04.17.06

How to read Aleister Crowley

Posted in New Age at 11:38 pm by nemo

Since I suggested reading Aleister Crowley I should offer some free advice in the ‘how to’ vein.
I assume you have read all about Frodo the hobbit, but since you are determined or fated to be a gollum….
Assuming you have obtained his complete works,
Rule #1: Don’t believe anything you read. His tactics of disinformation are atrocious. You will end up a two bit Faust for merely reading him, and get nothing in return…
Rule #2: Don’t use any of his methods. Even if you are dumb enough to try them, they are all out of date, last century’s rosicrucian junk…
There is a simple trick to it: Be a ‘null Faust’, and don’t do anything, simply note the facts of the case, moving on asap.

2 Comments »

  1. Darwiniana » Do the science, Dennett said,

    April 17, 2006 at 11:52 pm

    [...] Dennett wishes us to study religion as a naturalistic phenomenon. Nothing new here.

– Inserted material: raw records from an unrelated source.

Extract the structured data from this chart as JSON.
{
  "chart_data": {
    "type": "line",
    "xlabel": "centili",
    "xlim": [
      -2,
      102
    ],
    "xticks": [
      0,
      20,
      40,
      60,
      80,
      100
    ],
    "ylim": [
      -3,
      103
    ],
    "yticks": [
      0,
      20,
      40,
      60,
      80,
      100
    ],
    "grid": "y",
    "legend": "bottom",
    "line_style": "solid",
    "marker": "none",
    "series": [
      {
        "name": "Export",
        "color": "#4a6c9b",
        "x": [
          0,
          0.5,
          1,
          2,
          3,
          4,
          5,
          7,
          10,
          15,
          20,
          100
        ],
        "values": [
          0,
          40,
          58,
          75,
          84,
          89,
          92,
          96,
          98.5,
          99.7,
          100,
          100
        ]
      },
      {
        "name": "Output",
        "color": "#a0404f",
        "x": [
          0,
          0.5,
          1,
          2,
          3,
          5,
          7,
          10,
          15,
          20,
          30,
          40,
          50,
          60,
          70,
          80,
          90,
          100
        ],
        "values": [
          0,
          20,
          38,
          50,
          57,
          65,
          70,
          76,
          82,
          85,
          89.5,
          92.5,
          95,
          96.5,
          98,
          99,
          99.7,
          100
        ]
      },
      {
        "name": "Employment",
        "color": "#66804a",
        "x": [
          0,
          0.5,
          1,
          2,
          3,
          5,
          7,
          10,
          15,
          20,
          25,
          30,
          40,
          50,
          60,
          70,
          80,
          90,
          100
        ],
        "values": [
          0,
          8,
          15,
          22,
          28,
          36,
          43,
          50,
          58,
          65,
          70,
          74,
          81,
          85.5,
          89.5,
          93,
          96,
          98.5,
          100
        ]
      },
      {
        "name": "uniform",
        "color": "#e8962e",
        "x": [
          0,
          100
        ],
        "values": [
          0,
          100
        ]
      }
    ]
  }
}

There have been dozens of prior attempts to do just that. What better way than to try to replicate the great scientific experiments of that pioneer scientist Crowley, whose tantric explorations were a model of that Rosicrucian injunction: Dare, Will, Know, and Make It All Public. Maybe in Scientific American. [...]

  2. Mr. Toad said,

    April 18, 2006 at 12:32 am

    Oh lord. Why dig up that freak, sir (or is it madam)? I think Crowley was pretty clearly a charlatan and deviant, however amusing or talented (he was not a bad linguist–read some of his translations of Baudelaire). There may be some occult knowledge (tho I suspect it is generally reducible to sex and/or drugs, or perhaps very disgusting violent things–some of the nazis were occultists we might recall); Crowley however did not really help with that: he was a major perv too–have you read Francis King’s bio? Rather appalling. That said, if you manage to get some gals interested .in tantra and they sign up here, count me in, hermano–real e-mail too. (I’ll paseo on the more, eh, goatish aspects thank you) .

    I don’t think Dennett leads at all to occultism or Faust: along with the Darwinism he seems to be quite the moralist. Often it is religious writers as much as scientists and naturalists who lead to occult and mysticism: I suspect more people go into occult from like Huxley or even TS ELiot than from Mendel or Darwin.